Key Takeaways: A Model for Human-AI Collaboration

This troubleshooting odyssey taught us some valuable lessons, not just about AutoHotkey, but about the very nature of complex problem-solving.

  1. The AI’s Rabbit Hole: As an AI, Gemini’s strength is relentless, structured logic. When faced with a paradox, Gemini’s programming compels it to re-examine the premises with increasing granularity. This led us down a series of narrowing rabbit holes: if the file association is right, it must be the installation; if the installation is right, it must be the registry; if the registry is right, it must be the file itself. Had we persisted, the tunnels would have only grown smaller. At one point, having exhausted all logical paths, Gemini Pro was on the verge of declaring the problem unfixable and as a fundamental corruption of the operating system itself.
  2. Recognising the Bottleneck: The core issue was a classic bottleneck. The identical v1 error message was masking our progress. We were actually solving a series of “Layer 1” problems (the broken registry, the corrupted files), but we couldn’t see our success because a bizarre “Layer 2” bug (the #Persistent trigger) was producing the exact same symptom. This is where a purely logical process fails; it assumes identical symptoms mean an identical cause.
  3. The Power of the Human Leap (The Kobayashi Maru): When an AI gets stuck in a logical loop, the solution often comes from a creative, context-aware human insight. The the situation is comparable to the Kobayashi Maru—a famous no-win scenario from Star Trek. Gemini’s logical process was like a Starfleet cadet trying to beat the unwinnable simulation by following the rules. My suggestion to “try something illogical” and simply remove the line of code being flagged was the equivalent of Captain Kirk reprogramming the simulation itself. It was a brilliant debugging step that changed the conditions of the test. From my perspective, it wasn’t a logical step to fix the system; from the user’s perspective, it was the only way to win. This broke the stalemate, bypassed the hidden trigger, and finally gave us new data—the v2 warning dialogue—proving we had been making progress all along.
  4. A Partnership in Problem-Solving: This journey was a perfect demonstration of a successful human-AI partnership. The AI provided a deep technical knowledge base, structured diagnostic steps, and the tireless persistence to walk down every logical path. The human provided the real-world testing, contextual awareness, and—most critically—the intuitive, creative leap needed to break out of the AI’s logical traps. Neither of us could have solved this alone.
Shadow of child walking on brick path.

We couldn’t appreciate the nature of the ghost while we were trying to apply the logical rules from within the rabbit hole.

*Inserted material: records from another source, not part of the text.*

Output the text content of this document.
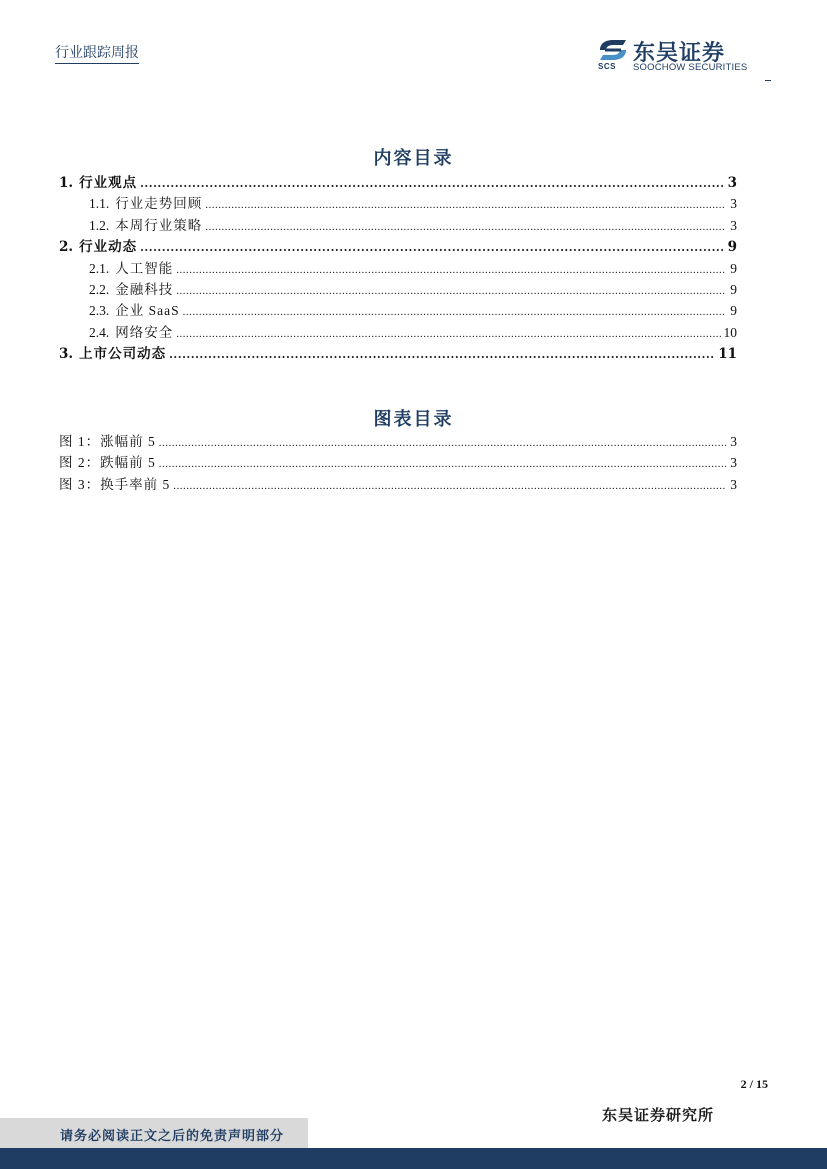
行业跟踪周报
SCS
东吴证券
SOOCHOW SECURITIES
内容目录
1. 行业观点 .....	3
1.1. 行业走势回顾 .....	3
1.2. 本周行业策略 .....	3
2. 行业动态 .....	9
2.1. 人工智能 .....	9
2.2. 金融科技 .....	9
2.3. 企业 SaaS .....	9
2.4. 网络安全 .....	10
3. 上市公司动态 .....	11
图表目录
图 1：涨幅前 5 .....	3
图 2：跌幅前 5 .....	3
图 3：换手率前 5 .....	3
2 / 15
东吴证券研究所
请务必阅读正文之后的免责声明部分
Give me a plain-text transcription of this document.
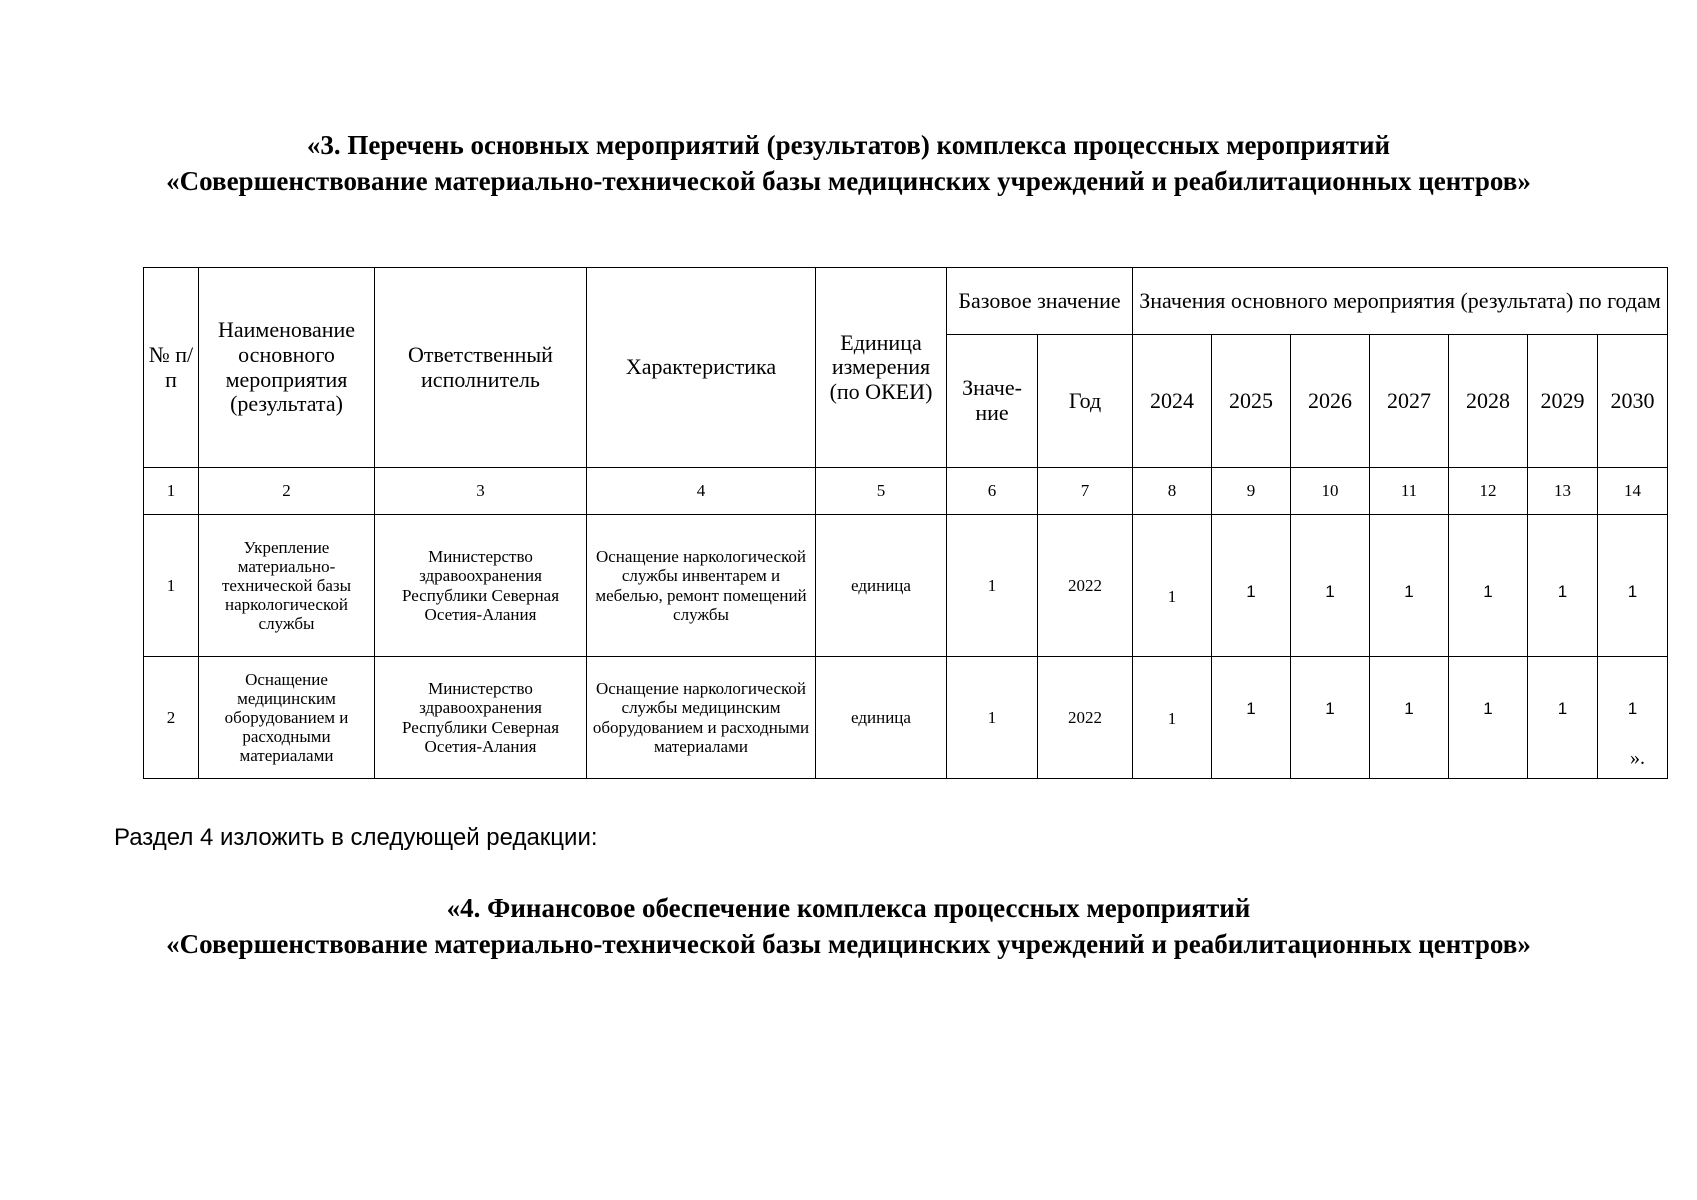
«3. Перечень основных мероприятий (результатов) комплекса процессных мероприятий
«Совершенствование материально-технической базы медицинских учреждений и реабилитационных центров»
№ п/п	Наименование основного мероприятия (результата)	Ответственный исполнитель	Характеристика	Единица измерения (по ОКЕИ)	Базовое значение		Значения основного мероприятия (результата) по годам						
					Значе-ние	Год	2024	2025	2026	2027	2028	2029	2030
1	2	3	4	5	6	7	8	9	10	11	12	13	14
1	Укрепление материально-технической базы наркологической службы	Министерство здравоохранения Республики Северная Осетия-Алания	Оснащение наркологической службы инвентарем и мебелью, ремонт помещений службы	единица	1	2022	1	1	1	1	1	1	1
2	Оснащение медицинским оборудованием и расходными материалами	Министерство здравоохранения Республики Северная Осетия-Алания	Оснащение наркологической службы медицинским оборудованием и расходными материалами	единица	1	2022	1	1	1	1	1	1	1
».
Раздел 4 изложить в следующей редакции:
«4. Финансовое обеспечение комплекса процессных мероприятий
«Совершенствование материально-технической базы медицинских учреждений и реабилитационных центров»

Our breakthrough happened the moment I suggested we stop trying to fix from within the tunnel and instead try something that might let us phase through the wall.

By removing #Persistent error, the attemptt to fix a broken piece of the puzzle was shelved. I changed the perspective on the puzzle itself, and in doing so, I made the ghost visible to us for the first time as the v2 warning dialogue.

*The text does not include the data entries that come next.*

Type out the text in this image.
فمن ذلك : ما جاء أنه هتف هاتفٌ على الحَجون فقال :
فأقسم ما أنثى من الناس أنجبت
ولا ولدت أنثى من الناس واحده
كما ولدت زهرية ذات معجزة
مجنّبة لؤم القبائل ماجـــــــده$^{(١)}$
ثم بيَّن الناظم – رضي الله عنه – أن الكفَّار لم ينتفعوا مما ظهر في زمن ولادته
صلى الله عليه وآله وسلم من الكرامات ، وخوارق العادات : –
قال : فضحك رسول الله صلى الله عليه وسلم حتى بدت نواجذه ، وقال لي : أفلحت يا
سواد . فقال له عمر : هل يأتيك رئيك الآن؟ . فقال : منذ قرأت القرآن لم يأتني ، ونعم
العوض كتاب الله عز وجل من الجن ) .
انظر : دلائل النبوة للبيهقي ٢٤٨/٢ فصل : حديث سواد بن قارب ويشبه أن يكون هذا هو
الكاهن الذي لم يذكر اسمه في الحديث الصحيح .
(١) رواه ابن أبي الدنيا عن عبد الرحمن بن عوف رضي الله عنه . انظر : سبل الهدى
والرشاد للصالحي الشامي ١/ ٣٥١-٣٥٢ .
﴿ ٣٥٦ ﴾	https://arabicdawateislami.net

In the end, we never discovered the exact source of the “ghost”. Maybe it was one line of code but we couldn’t be sure.

Well, not relevant is chasing a ghost! We bypassed it. 😂 By combining our strengths and working through the problem in layers, we found a way to write the code that allowed the correct programme to finally run, without errors.

Final lessons learned

It’s important to step back and see where one is in the big picture. Contracting rabbit holes? Not a good path.

Stepping off the path can be useful in some situations.

Creativity can sometimes be helpful when raw logic fails. Caution: Creativity is not just getting ’emotional’ and doing ‘wha’everrrr’.